2. Grundy SM. N-3 fatty acids: priority for post-myocardial infarction clinical trials. Circulation. 2003 Apr 15;107(14):1834-6.
3. Kris-Etherton PM. Fish consumption, fish oil, omega-3 fatty acids and cardiovascular disease. Circulation. 2002 Nov 19;106(21):2747-57.
|Vitamin C Helps Transform Stem Cells Into Heart Cells|
The role of vitamin C in the body may be even greater than previously believed. New research has found that vitamin C helps convert mouse embryonic stem cells growing in the laboratory into heart muscle cells.1
Embryonic stem cells are unspecialized cells that are derived from the very early stages of fetal development. These cells can convert into any type of cell in the body through a process termed differentiation. Researchers hope that the ability to transform these cells into viable heart cells in the laboratory can lead to effective treatments for heart failure—the inability of the heart to pump enough blood to properly supply the body. Heart failure occurs when the heart is significantly damaged, often from a heart attack or genetic disease.

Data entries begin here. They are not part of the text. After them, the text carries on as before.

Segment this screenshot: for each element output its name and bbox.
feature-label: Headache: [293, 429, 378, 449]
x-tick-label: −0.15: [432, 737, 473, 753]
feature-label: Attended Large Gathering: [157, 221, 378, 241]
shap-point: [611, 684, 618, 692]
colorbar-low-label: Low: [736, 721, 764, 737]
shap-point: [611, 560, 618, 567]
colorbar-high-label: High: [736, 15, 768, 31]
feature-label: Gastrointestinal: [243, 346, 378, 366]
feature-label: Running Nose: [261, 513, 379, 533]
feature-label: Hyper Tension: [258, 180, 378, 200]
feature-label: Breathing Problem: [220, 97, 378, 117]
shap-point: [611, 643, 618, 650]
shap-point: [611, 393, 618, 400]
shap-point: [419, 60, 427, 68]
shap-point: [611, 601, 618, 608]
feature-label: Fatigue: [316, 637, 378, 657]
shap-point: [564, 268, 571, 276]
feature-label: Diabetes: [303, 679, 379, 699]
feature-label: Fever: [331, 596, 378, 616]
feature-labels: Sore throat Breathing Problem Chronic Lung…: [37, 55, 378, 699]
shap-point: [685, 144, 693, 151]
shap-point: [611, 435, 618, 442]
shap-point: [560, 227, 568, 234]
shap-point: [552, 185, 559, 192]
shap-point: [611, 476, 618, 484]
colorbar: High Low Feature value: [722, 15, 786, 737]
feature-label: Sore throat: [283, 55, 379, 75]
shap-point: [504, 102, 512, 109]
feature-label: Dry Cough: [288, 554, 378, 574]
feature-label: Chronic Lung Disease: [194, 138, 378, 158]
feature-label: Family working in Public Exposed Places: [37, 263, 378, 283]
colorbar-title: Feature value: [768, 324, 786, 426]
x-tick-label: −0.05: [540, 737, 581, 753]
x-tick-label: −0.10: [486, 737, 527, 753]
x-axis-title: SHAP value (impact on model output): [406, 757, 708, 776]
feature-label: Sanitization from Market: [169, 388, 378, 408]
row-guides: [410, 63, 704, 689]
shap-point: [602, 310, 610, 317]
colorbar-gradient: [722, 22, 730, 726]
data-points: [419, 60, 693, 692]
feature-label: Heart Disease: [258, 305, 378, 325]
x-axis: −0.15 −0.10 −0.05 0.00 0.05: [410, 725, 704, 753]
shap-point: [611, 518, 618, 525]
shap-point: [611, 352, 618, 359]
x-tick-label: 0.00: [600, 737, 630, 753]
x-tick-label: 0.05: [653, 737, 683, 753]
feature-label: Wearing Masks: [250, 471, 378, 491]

The American Heart Association estimates that more than 50,000 heart-failure patients die each year in the United States alone. Perhaps the ability to transplant healthy heart cells into the sick hearts of these patients will keep these patients living longer and better lives.
“Although the findings of this study are very preliminary with respect to their impact on human lives, this line of research has enormous implications for the future care of thousands of patients who develop heart failure each year,” said Robert O. Bonow, M.D., president of the American Heart Association in an official statement. “Identifying mechanisms to transform stem cells into differentiated heart muscle cells is an important step toward clinical reality.”2
For their study, which was published in the April 15, 2003 issue of Circulation: Journal of the American Heart Association, researchers tested 880 bioactive substances, including drugs and vitamins, to see if they prompted mouse stem cells to transform into heart cells.3
“We only got one out of the 880 to light up, and that was from ascorbic acid, the chemical commonly known as vitamin C,” said Richard T. Lee, M.D., senior author of the study. Lee is an associate professor of medicine at Harvard Medical School and Brigham and Women’s Hospital in Boston and a lecturer in biological engineering at the Massachusetts Institute of Technology in Cambridge, Massachusetts.
Many benefits of vitamin C have been attributed to its ability to neutralize oxidants. However, the researchers of this study believe that the ability of vitamin C to promote cardiac differentiation of stem cells is unrelated to its antioxidant abilities. This is because other antioxidant compounds tested, including vitamin E, did not promote the development of heart cells.
“The real significance of the study is that it indicates that we will be able to find other ways to generate heart cells from stem cells more efficiently,” said Lee. “It also raises interesting questions about the role of vitamin C in the development of the embryo’s heart.”
—Dr. Marc Ellman
1. Takahashi T. et al. Ascorbic acid enhances differentiation of embryonic stem cells into cardiac myocytes. Circulation. 2003 Apr 15;107(14):1912-6. Epub 2003 Mar 31.
3. Tomosaburo T, et al. Ascorbic acid enhances differentiation of embryonic stem cells into cardiac myocytes. Circulation 2003; 107:1912.